Media Kampung – 12 Maret 2026 | Hari Glaukoma Sedunia diperingati setiap 12 Maret, menandai pentingnya kesadaran akan salah satu penyebab kebutaan permanen paling berbahaya. Glaukoma, yang sering disebut “pencuri penglihatan”, berkembang perlahan tanpa gejala jelas pada tahap awal, sehingga banyak penderita baru menyadari adanya kerusakan ketika penglihatan sudah signifikan.
Bagaimana Glaukoma Terbentuk?
Penyakit ini terjadi akibat kerusakan saraf optik, biasanya dipicu oleh peningkatan tekanan intraokular (tekanan dalam bola mata). Tekanan yang terus naik menekan serabut saraf yang mengirimkan sinyal visual ke otak, menyebabkan sel‑sel saraf mati secara progresif.
Sejarah dan Perayaan Hari Glaukoma Sedunia
Hari Glaukoma Sedunia pertama kali diperingati pada tahun 2008 oleh World Glaucoma Association (WGA) bersama World Glaucoma Patient Association (WGPA). Sejak 2010, peringatan ini meluas menjadi World Glaucoma Week, melibatkan rumah sakit, lembaga kesehatan, dan komunitas untuk mengadakan edukasi, pemeriksaan mata gratis, serta kampanye media sosial.
Kelompok Risiko Utama
Walaupun siapa saja dapat terkena glaukoma, ada beberapa kelompok yang berisiko lebih tinggi:
- Usia di atas 40 tahun, khususnya orang dewasa senior.

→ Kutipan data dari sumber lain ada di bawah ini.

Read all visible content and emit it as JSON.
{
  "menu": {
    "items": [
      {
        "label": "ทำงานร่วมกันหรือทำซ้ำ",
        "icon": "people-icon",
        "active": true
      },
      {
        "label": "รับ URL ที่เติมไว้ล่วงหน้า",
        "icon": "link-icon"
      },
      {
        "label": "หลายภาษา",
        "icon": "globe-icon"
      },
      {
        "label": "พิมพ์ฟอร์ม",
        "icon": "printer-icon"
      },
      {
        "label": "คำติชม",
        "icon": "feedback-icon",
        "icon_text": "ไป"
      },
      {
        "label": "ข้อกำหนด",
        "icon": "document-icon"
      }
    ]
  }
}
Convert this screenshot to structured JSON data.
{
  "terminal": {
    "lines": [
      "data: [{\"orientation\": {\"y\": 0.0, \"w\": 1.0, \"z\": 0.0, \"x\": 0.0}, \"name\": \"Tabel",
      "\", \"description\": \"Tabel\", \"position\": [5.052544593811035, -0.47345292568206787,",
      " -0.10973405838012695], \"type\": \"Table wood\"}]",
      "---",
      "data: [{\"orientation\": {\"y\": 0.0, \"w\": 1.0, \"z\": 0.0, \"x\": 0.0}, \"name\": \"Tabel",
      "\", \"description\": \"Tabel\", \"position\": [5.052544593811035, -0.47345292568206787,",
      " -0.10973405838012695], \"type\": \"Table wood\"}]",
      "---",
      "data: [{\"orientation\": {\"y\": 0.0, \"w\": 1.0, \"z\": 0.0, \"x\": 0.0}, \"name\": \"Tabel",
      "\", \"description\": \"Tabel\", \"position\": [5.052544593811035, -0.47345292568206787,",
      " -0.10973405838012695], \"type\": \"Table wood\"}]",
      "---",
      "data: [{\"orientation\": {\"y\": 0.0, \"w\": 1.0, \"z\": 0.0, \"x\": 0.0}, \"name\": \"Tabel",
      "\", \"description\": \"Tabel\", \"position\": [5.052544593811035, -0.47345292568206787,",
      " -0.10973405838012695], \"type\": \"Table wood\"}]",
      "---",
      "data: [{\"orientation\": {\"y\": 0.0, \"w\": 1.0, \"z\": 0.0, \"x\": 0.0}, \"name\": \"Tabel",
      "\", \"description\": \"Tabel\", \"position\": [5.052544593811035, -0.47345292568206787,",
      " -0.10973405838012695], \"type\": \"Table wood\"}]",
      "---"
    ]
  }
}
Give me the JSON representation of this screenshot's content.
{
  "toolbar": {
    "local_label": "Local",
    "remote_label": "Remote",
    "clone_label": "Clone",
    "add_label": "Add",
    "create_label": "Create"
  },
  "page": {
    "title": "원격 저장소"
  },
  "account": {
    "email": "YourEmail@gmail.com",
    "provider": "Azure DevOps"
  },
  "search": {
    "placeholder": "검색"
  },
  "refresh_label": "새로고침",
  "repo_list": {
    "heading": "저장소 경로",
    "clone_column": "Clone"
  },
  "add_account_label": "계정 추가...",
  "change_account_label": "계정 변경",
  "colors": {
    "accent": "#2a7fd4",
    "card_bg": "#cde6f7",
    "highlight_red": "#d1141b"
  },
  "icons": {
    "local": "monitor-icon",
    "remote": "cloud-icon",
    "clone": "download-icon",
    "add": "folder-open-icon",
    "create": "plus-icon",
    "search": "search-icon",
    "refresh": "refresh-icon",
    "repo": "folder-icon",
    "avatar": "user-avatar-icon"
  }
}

- Keluarga dengan riwayat glaukoma.
- Penderita diabetes, tekanan darah tinggi, atau miopia tinggi.
- Orang Afrika atau keturunan Afrika yang memiliki predisposisi genetik.
Gejala yang Sering Tidak Terlihat
Pada tahap awal, glaukoma hampir tidak menimbulkan gejala. Beberapa tanda yang muncul pada tahap lanjut meliputi:
- Penglihatan perifer yang menipis (tunnel vision).
- Sakit kepala atau nyeri mata berulang.
- Mata merah atau sensasi terbakar.
Karena gejala biasanya muncul ketika kerusakan sudah signifikan, deteksi dini melalui pemeriksaan rutin menjadi kunci utama pencegahan kebutaan.
Pemeriksaan dan Deteksi Dini
Pemeriksaan mata lengkap meliputi:
- Tonometri: mengukur tekanan intraokular.
- Perimetrik visual: mengevaluasi bidang penglihatan.
- Papilledema: inspeksi saraf optik dengan oftalmoskop.
Dokter mata dapat menggunakan teknologi seperti OCT (Optical Coherence Tomography) untuk menilai ketebalan lapisan saraf retina secara detail.
Langkah Pencegahan dan Pengelolaan
Berikut langkah yang dapat diambil untuk menurunkan risiko glaukoma atau memperlambat perkembangannya:
- Rutin melakukan pemeriksaan mata setidaknya satu kali setiap tahun, terutama bagi usia di atas 40 tahun.
- Jaga tekanan darah dan kadar gula darah dalam batas normal melalui pola hidup sehat.
- Hindari konsumsi kafein berlebihan dan merokok, keduanya dapat meningkatkan tekanan intraokular.
- Jika telah terdiagnosa, patuhi regimen pengobatan yang meliputi tetes mata atau prosedur laser sesuai anjuran dokter.
Pemeriksaan mata gratis yang sering diselenggarakan pada peringatan Hari Glaukoma Sedunia dapat menjadi kesempatan emas untuk mengetahui kondisi mata Anda tanpa biaya.
Dengan meningkatnya kesadaran publik dan dukungan dari organisasi kesehatan global, harapan untuk menurunkan angka kebutaan akibat glaukoma semakin besar. Masyarakat diimbau untuk tidak menunggu gejala muncul, melainkan melakukan pemeriksaan rutin sebagai investasi kesehatan penglihatan jangka panjang.